Not long ago, college kids and knowing young adults snickered as they built subtle jokes around the current date on April 20, the international “holiday” for marijuana enthusiasts.
Today, with recreational marijuana legalized in four states and the District of Columbia while dozens more — including New York — permitting weed for medical reasons, 4/20 in 2015 is a bona fide, out-in-the-open business opportunity. For starters, McDonald’s (NYSE: MCD) started testing its all-day breakfast in San Diego today, giving the potheads a chuckle.
But this is far more than cheap jokes and a curiosity. An avalanche of startup energy and investor dollars are flowing into the cannabis biz, with one Wall Street analyst predicting it will become a $1.2 billion industry in New York state alone by 2020.
“The world has never seen a business this big that was black-market become white-market,” said Leslie Bocskor, managing partner of cannabis consulting firm Electrum Partners, in a Crain’s New York Business article exploring the high barriers to entry faced by entrepreneurs in the marijuana business.
In a report published today, Bloomberg identified 55 publicly traded companies whose businesses are primarily about marijuana, calling it an informal pot index. Despite the immense momentum the legalization movement seems to have, those stock prices still illustrate the market’s hesitancy to dive in full bore.

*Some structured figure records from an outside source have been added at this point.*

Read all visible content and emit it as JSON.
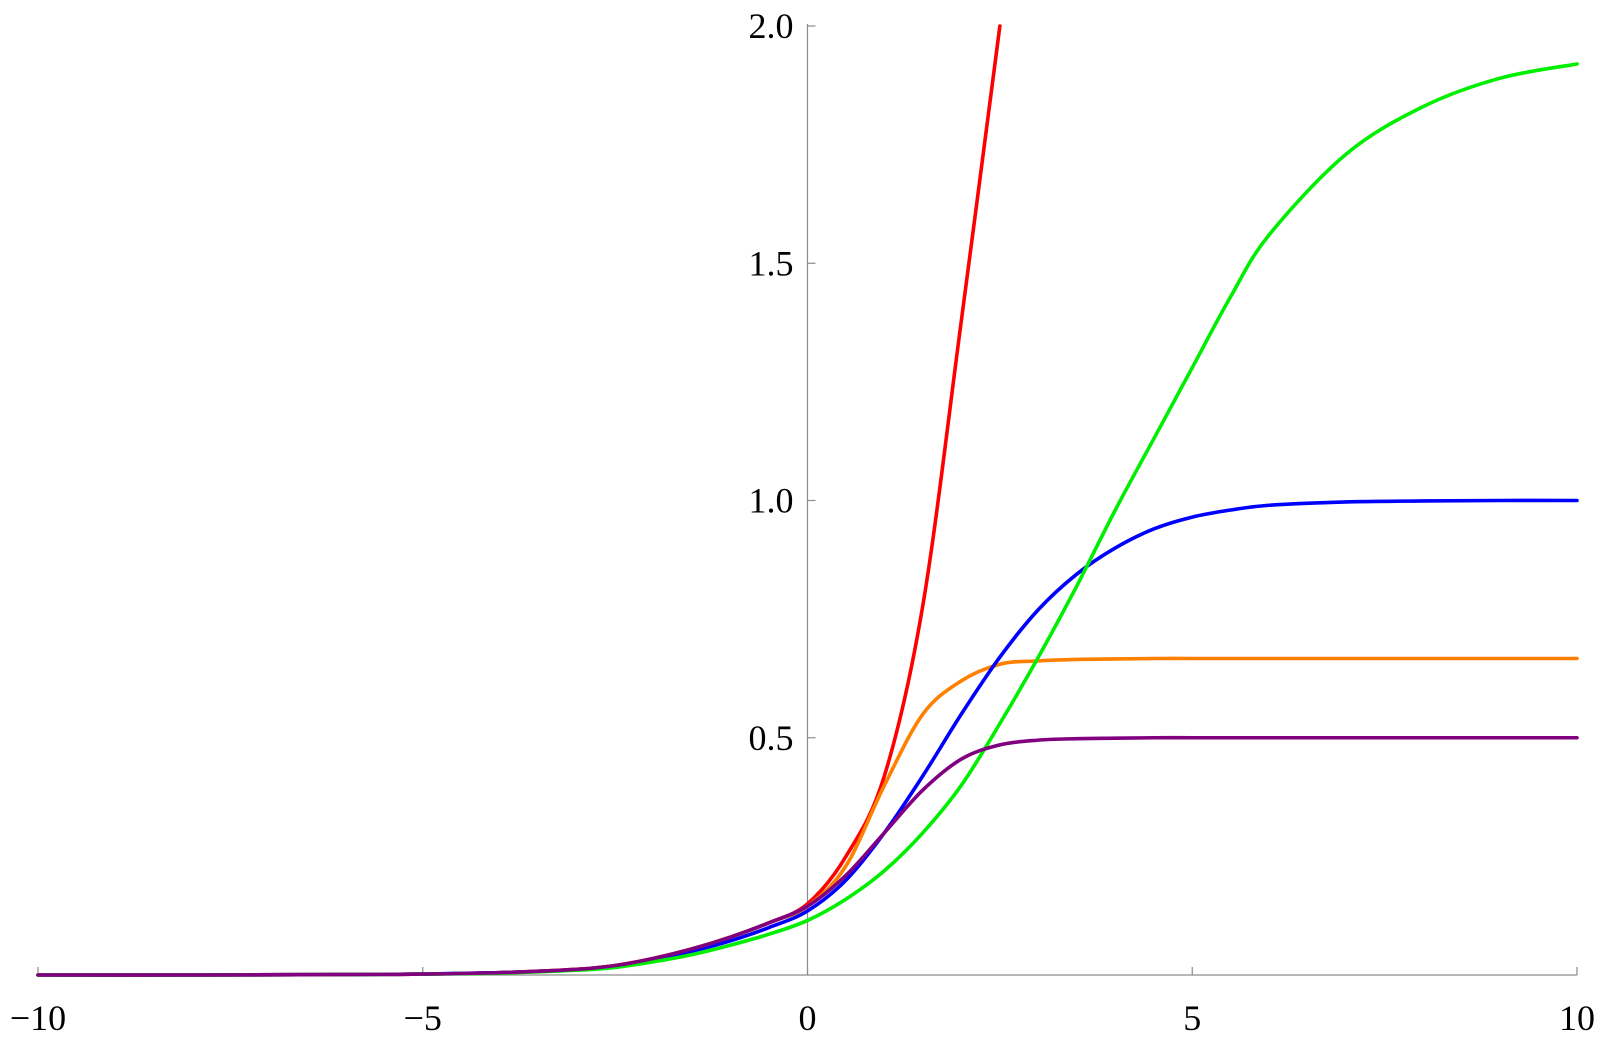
{
  "chart_data": {
    "type": "line",
    "title": "",
    "xlabel": "",
    "ylabel": "",
    "xlim": [
      -10,
      10
    ],
    "ylim": [
      0,
      2
    ],
    "x_ticks": [
      -10,
      -5,
      0,
      5,
      10
    ],
    "x_tick_labels": [
      "−10",
      "−5",
      "0",
      "5",
      "10"
    ],
    "y_ticks": [
      0.5,
      1.0,
      1.5,
      2.0
    ],
    "y_tick_labels": [
      "0.5",
      "1.0",
      "1.5",
      "2.0"
    ],
    "grid": false,
    "legend": "none",
    "x": [
      -10,
      -8,
      -6,
      -5,
      -4,
      -3,
      -2.5,
      -2,
      -1.5,
      -1,
      -0.5,
      0,
      0.5,
      1,
      1.5,
      2,
      2.5,
      3,
      3.5,
      4,
      4.5,
      5,
      5.5,
      6,
      7,
      8,
      9,
      10
    ],
    "series": [
      {
        "color": "#ff0000",
        "values": [
          0.0,
          0.0,
          0.001,
          0.002,
          0.005,
          0.012,
          0.02,
          0.035,
          0.055,
          0.08,
          0.11,
          0.15,
          0.25,
          0.42,
          0.78,
          1.38,
          2.0,
          null,
          null,
          null,
          null,
          null,
          null,
          null,
          null,
          null,
          null,
          null
        ]
      },
      {
        "color": "#ff8000",
        "values": [
          0.0,
          0.0,
          0.001,
          0.002,
          0.005,
          0.012,
          0.02,
          0.035,
          0.055,
          0.08,
          0.11,
          0.145,
          0.23,
          0.4,
          0.55,
          0.62,
          0.655,
          0.662,
          0.665,
          0.666,
          0.667,
          0.667,
          0.667,
          0.667,
          0.667,
          0.667,
          0.667,
          0.667
        ]
      },
      {
        "color": "#0000ff",
        "values": [
          0.0,
          0.0,
          0.001,
          0.002,
          0.005,
          0.011,
          0.018,
          0.032,
          0.05,
          0.072,
          0.1,
          0.135,
          0.2,
          0.3,
          0.42,
          0.55,
          0.67,
          0.77,
          0.845,
          0.9,
          0.94,
          0.965,
          0.98,
          0.99,
          0.997,
          0.999,
          1.0,
          1.0
        ]
      },
      {
        "color": "#00ee00",
        "values": [
          0.0,
          0.0,
          0.001,
          0.002,
          0.004,
          0.01,
          0.016,
          0.028,
          0.043,
          0.063,
          0.086,
          0.115,
          0.16,
          0.22,
          0.3,
          0.4,
          0.53,
          0.67,
          0.82,
          0.98,
          1.13,
          1.28,
          1.43,
          1.56,
          1.73,
          1.83,
          1.89,
          1.92
        ]
      },
      {
        "color": "#800080",
        "values": [
          0.0,
          0.0,
          0.001,
          0.002,
          0.005,
          0.012,
          0.02,
          0.035,
          0.055,
          0.08,
          0.11,
          0.145,
          0.21,
          0.3,
          0.39,
          0.455,
          0.485,
          0.495,
          0.498,
          0.499,
          0.5,
          0.5,
          0.5,
          0.5,
          0.5,
          0.5,
          0.5,
          0.5
        ]
      }
    ]
  }
}
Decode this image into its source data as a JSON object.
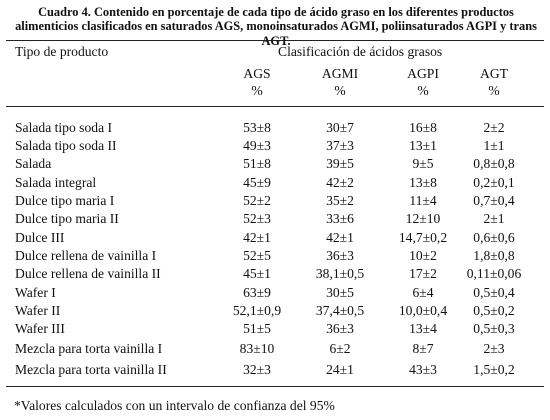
{
  "caption": "Cuadro 4. Contenido en porcentaje de cada tipo de ácido graso en los diferentes productos alimenticios clasificados en saturados AGS, monoinsaturados AGMI, poliinsaturados AGPI y trans AGT.",
  "table": {
    "row_header": "Tipo de producto",
    "group_header": "Clasificación de ácidos grasos",
    "columns": [
      {
        "name": "AGS",
        "unit": "%"
      },
      {
        "name": "AGMI",
        "unit": "%"
      },
      {
        "name": "AGPI",
        "unit": "%"
      },
      {
        "name": "AGT",
        "unit": "%"
      }
    ],
    "rows": [
      {
        "product": "Salada tipo soda I",
        "values": [
          "53±8",
          "30±7",
          "16±8",
          "2±2"
        ]
      },
      {
        "product": "Salada tipo soda II",
        "values": [
          "49±3",
          "37±3",
          "13±1",
          "1±1"
        ]
      },
      {
        "product": "Salada",
        "values": [
          "51±8",
          "39±5",
          "9±5",
          "0,8±0,8"
        ]
      },
      {
        "product": "Salada integral",
        "values": [
          "45±9",
          "42±2",
          "13±8",
          "0,2±0,1"
        ]
      },
      {
        "product": "Dulce tipo maria I",
        "values": [
          "52±2",
          "35±2",
          "11±4",
          "0,7±0,4"
        ]
      },
      {
        "product": "Dulce tipo maria II",
        "values": [
          "52±3",
          "33±6",
          "12±10",
          "2±1"
        ]
      },
      {
        "product": "Dulce III",
        "values": [
          "42±1",
          "42±1",
          "14,7±0,2",
          "0,6±0,6"
        ]
      },
      {
        "product": "Dulce rellena de vainilla I",
        "values": [
          "52±5",
          "36±3",
          "10±2",
          "1,8±0,8"
        ]
      },
      {
        "product": "Dulce rellena de vainilla II",
        "values": [
          "45±1",
          "38,1±0,5",
          "17±2",
          "0,11±0,06"
        ]
      },
      {
        "product": "Wafer I",
        "values": [
          "63±9",
          "30±5",
          "6±4",
          "0,5±0,4"
        ]
      },
      {
        "product": "Wafer II",
        "values": [
          "52,1±0,9",
          "37,4±0,5",
          "10,0±0,4",
          "0,5±0,2"
        ]
      },
      {
        "product": "Wafer III",
        "values": [
          "51±5",
          "36±3",
          "13±4",
          "0,5±0,3"
        ]
      },
      {
        "product": "Mezcla para torta vainilla I",
        "values": [
          "83±10",
          "6±2",
          "8±7",
          "2±3"
        ]
      },
      {
        "product": "Mezcla para torta vainilla II",
        "values": [
          "32±3",
          "24±1",
          "43±3",
          "1,5±0,2"
        ]
      }
    ]
  },
  "footnote": "*Valores calculados  con un intervalo  de confianza del 95%"
}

The collective market cap has shrunk considerably since last year, as investors still seek clarity on if the federal government will relax its outright ban on marijuana.
New York’s nascent pot market will be closely watched by the entire industry and its investors, because the medical marijuana law passed last year is especially restrictive. For all the presumed demand for the drug, New York will require that all legal weed be sold in extract or pill form and only allow five companies to establish four dispensaries each. That puts millions of dollars in upfront costs on any would-be grower or dispensary.
As the Buffalo News points out, all these high costs are coming along without much guidance at all on the most important question: Price. Unlike in every other state to have legalized medical marijuana, New York will set retail prices by rule, and hasn’t done it yet.
“Without a doubt, the biggest challenge for any professional looking at this is the question on price,” pharmaceutical industry consultant Jody Miller told the News.
Defenders of the New York law say businesses might end up watching New York precisely because it is so cautious and limited. While the rules will certainly keep many startups out of the game, Crain’s reports that rules forcing New York to sell in pill or extract form will make it easier to develop standardized medical protocols around the drug, which will be necessary for any major regulatory standard to emerge.
“New York’s law is without a doubt the most narrow and restrictive, but it’s zeroing in on the science,” said Josh Stanley, a Colorado medical marijuana leader who has recently moved to New York. He predicted a “biotech revolution” in that sense.